We’re bringing home a special-needs son in August who does not speak English to join my baby Hulk-smash two-year-old and my super spunky five-year-old, and I’m pregnant. Therefore, by Christmas, I will have four children—ages barely 7, 5, 2, and tiny infant. <Insert
massive slight panic attack here.>
This isn’t news, of course, to anyone who knows me.
I did a crappy job of waiting to tell people, but in my defense, I had to tell. I process freak-outs socially. In order to handle big news, good or bad, I need people who will sit on the couch with me and squeal and cry and crack jokes. I need people who will read my crazy-long, rambling text messages and assure me things will be okay, and that it’s perfectly acceptable to eat half a box of Honey Combs in one sitting. I need people who will show up at my door with crazy generous gifts of baby equipment (even though the baby was only then the size of a blueberry) because it makes me feel less panicky. And I’m immeasurably grateful for all the friends who have been there to do all these things and more the past few months. I love you.
Now, for those of you who like the more practical details, here you go:
Due: December 21, 2016.
Currently: 11 weeks, 5 days. The baby is apparently the size of a lime.
Here’s my 11 week ultrasound.
Everything is looking good so far. Our little lime was jumping all over the place—waving, dancing, and stretching.

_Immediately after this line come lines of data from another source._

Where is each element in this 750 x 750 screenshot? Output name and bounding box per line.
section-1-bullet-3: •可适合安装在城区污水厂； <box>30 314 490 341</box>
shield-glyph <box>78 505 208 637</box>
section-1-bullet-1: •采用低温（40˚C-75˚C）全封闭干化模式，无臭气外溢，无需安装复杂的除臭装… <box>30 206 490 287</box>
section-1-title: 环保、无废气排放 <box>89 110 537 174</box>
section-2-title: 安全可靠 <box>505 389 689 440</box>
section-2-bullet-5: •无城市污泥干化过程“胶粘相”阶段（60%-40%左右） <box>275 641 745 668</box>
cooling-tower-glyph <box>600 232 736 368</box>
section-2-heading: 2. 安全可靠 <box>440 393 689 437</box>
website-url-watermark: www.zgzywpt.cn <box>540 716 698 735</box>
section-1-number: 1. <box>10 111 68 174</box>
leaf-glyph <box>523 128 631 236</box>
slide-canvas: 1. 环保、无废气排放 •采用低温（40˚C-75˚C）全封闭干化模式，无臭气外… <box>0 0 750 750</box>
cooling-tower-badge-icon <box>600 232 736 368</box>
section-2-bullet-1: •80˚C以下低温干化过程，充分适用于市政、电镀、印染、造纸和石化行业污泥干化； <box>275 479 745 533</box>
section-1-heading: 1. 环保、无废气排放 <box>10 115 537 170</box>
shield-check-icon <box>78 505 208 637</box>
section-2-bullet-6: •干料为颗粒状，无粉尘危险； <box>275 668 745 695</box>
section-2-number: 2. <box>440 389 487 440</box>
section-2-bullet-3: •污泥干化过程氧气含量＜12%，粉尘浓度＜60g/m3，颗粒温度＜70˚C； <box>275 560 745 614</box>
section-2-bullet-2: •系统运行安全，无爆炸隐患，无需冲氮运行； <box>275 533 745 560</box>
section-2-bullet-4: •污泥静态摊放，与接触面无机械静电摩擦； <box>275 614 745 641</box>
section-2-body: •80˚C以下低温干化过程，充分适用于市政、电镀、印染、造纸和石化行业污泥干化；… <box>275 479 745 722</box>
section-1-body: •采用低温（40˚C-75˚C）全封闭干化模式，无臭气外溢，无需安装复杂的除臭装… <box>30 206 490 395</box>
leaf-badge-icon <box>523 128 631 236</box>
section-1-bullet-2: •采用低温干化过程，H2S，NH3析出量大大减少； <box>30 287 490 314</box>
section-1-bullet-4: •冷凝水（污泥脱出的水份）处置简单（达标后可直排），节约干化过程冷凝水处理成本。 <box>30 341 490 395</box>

I had no idea they moved that much this early. Completely amazing. Of course, I cried.
First trimester symptoms: All the things. The “my breasts are on fire, those eggs cooking are going to make me barf in the sink, I’m sobbing over an unforgivably cheesy Nicholas Sparks movie” things. Though lately, nausea has given way to an insatiable appetite, which is kind of fun. The exhaustion remains, and I could easily sleep 20 hours a day. If only….
So for now, this is our story, and it’s full of so many emotions. Joy. Hilarity. Fear. Stress. Anxiety.
Several dozen times a day, I look to the heavens and shout (not always in my head), “What are you thinking?!”
He chuckles, I think, but he doesn’t answer. The greatest Storyteller rarely reveals his next plot device, after all. We just have to keep turning the pages and trust we’re in the hands of a master, who holds the perfect ending in His hands.